Lagging slightly behind B Merwan, Brittania and Co started out in 1923 and has barely changed in the intervening century. Its garrulous owner Boman Kohinoor, 96 years young, is part of the place’s unique charm and has welcomed all manner of guests through its doors, including stars of both Bollywood and Hollywood, global politicians and even the Pope. As for the fare, the Irani dhansak and the berry pulao both come highly recommended.
Ask any local where to find the city’s best brun maska (hot toasted buns with crunchy crusts) and they’ll surely mention Yazdani bakery. Mumbai was first blessed by this incredible eatery in the 1950s and the owners can’t be faulted for their industry in the interim – the wood-fired ovens which bake its goods are in operation 24 hours a day. 12 or more bakers work on shifts, sleeping above the ovens in makeshift beds among the rafters when off-duty, churning out more delicious baked treats when on.
One rival to Yazdani’s crown is Kyani & Co, the oldest establishment on this list and surely one of the oldest in Mumbai. Founded in 1904, this bakery retains all the same décor from the day it first opened and is said to have hosted freedom fighters who plotted their struggle for independence from its wooden boards. Aside from the incredible baked goods on offer, Kyani & Co is also known for its filling breakfasts at highly affordable prices.
Located right next to the Marine Lines train station, Sassanian has been in operation since 1913 and used to entertain pre-5am queues right around the block for its brun pav (crusty bread rolls) and Irani chai.

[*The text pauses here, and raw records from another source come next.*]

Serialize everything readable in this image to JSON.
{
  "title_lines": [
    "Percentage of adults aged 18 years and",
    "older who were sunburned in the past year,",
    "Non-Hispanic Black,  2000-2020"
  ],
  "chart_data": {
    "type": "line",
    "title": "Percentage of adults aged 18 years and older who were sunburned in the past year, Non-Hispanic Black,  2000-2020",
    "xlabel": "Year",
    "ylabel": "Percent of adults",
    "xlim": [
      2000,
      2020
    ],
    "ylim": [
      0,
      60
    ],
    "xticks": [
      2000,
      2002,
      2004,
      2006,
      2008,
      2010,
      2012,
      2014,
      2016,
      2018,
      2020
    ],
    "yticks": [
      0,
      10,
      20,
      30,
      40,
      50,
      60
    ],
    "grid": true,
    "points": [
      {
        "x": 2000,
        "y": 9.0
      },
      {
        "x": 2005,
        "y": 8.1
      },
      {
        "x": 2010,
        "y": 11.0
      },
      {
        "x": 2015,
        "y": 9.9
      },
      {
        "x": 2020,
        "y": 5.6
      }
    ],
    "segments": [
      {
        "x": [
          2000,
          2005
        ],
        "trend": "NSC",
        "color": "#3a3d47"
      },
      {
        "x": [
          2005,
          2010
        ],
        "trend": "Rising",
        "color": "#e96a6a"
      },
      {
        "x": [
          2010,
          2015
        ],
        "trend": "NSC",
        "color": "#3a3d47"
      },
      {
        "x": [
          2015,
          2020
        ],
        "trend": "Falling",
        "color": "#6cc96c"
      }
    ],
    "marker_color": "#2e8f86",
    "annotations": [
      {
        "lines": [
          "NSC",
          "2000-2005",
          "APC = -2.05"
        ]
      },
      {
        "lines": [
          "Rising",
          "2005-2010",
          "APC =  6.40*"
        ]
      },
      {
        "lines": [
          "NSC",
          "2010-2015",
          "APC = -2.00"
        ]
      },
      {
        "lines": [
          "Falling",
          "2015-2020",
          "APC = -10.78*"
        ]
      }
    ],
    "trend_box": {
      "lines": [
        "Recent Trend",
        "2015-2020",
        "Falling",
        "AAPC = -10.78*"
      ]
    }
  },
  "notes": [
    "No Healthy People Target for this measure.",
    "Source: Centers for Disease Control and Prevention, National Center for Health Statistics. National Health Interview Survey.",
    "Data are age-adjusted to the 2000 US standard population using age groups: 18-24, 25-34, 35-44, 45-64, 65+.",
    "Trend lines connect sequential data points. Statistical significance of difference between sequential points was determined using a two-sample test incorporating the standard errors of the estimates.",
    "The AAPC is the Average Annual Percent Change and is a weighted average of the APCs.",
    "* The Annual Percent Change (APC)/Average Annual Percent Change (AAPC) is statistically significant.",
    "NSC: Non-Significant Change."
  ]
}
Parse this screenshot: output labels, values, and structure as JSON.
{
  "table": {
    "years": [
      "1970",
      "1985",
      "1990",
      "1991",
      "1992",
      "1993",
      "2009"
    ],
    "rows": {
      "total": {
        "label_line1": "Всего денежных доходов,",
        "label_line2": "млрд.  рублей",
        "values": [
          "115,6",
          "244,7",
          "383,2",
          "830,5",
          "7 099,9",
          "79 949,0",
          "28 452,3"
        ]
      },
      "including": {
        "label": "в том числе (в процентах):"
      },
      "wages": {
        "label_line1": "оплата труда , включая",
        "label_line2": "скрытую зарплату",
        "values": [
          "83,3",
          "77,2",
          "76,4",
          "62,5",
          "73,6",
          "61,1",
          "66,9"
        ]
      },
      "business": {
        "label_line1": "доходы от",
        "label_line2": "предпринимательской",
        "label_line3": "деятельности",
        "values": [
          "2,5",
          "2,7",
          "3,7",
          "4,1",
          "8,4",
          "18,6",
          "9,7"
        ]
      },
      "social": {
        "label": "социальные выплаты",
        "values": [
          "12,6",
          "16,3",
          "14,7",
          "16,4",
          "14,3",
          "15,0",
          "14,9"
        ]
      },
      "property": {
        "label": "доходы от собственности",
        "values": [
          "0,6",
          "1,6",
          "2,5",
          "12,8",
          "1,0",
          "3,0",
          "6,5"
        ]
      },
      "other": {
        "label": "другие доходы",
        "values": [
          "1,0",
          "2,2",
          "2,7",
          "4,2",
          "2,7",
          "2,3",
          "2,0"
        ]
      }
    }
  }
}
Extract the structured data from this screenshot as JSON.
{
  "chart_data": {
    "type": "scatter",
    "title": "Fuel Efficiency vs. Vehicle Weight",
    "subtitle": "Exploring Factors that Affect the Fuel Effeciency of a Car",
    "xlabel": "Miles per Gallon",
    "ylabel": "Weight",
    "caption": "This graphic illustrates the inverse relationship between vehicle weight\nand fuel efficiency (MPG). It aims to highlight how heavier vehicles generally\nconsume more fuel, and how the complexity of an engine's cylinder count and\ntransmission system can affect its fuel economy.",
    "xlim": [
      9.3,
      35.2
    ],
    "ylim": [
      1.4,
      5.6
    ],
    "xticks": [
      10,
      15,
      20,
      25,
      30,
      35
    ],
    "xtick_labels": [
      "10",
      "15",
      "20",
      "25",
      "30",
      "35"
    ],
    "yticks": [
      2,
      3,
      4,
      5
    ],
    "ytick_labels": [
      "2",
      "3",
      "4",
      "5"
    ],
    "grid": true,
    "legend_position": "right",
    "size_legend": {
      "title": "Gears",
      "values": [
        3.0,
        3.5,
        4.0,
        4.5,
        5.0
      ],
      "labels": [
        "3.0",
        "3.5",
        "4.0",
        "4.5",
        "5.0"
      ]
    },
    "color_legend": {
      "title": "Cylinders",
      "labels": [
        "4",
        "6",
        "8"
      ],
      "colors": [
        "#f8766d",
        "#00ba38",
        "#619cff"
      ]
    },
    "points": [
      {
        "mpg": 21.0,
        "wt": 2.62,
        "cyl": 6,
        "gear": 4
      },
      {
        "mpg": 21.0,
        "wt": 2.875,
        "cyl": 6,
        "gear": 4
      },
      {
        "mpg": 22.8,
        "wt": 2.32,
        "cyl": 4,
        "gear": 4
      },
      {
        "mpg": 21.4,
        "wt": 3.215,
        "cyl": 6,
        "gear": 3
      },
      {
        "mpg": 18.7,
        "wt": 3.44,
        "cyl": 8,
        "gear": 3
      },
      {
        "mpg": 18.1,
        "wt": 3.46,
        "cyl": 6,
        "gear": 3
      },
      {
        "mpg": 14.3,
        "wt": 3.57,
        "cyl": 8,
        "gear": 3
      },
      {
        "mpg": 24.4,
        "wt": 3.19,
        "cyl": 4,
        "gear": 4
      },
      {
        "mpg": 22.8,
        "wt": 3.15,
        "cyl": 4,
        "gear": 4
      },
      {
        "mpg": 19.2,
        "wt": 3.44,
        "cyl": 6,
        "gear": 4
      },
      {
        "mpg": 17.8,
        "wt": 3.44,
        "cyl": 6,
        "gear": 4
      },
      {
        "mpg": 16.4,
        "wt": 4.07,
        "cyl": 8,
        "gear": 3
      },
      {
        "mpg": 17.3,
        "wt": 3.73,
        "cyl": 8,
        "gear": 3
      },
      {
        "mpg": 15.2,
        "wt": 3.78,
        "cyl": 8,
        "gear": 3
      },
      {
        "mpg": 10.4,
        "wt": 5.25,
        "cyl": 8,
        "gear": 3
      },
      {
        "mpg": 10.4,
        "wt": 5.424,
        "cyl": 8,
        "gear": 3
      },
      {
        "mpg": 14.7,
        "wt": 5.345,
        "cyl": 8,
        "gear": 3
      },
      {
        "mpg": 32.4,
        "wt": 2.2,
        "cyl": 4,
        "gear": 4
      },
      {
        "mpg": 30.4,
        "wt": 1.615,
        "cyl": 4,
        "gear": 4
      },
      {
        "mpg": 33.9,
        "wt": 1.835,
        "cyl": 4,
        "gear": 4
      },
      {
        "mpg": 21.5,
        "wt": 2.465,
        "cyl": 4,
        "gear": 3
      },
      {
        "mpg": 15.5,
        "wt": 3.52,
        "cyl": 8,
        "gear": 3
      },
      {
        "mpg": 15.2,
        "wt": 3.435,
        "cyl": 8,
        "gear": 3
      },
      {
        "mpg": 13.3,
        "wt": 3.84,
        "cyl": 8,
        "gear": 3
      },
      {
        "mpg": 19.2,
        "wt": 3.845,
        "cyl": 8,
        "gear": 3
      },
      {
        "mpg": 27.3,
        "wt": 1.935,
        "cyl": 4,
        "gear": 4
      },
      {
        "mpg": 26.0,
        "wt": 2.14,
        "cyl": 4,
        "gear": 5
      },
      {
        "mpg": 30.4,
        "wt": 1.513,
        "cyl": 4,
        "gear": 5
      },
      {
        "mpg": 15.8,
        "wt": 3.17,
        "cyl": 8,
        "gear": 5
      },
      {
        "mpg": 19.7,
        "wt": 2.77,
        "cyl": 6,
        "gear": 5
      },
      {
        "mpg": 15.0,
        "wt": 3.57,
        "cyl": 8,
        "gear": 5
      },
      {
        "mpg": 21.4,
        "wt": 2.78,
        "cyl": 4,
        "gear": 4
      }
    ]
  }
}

However, when the entrance of the station was reconfigured, its owners found business suddenly dropping off – and so expanded their menu to include masoor dal (red lentil dahl), kheema (spicy minced meat), dhansak and other non-bakery items, making it a satisfying locale to fill your stomach at any time of the day.
The parents of current owner Behram Kosravi arrived in Mumbai in 1925, at which time they were forced to return to the immigration offices every 11 months until the law was relaxed and they were eventually welcomed as part of the city. Café Military opened its doors in 1933 and today is one of the few Irani cafes where patrons can buy beer – but that’s not what it’s famous for. Instead, try the pulav dal (rice and dahl) or kheema sali (minced meat with deep-fried and grated potatoes).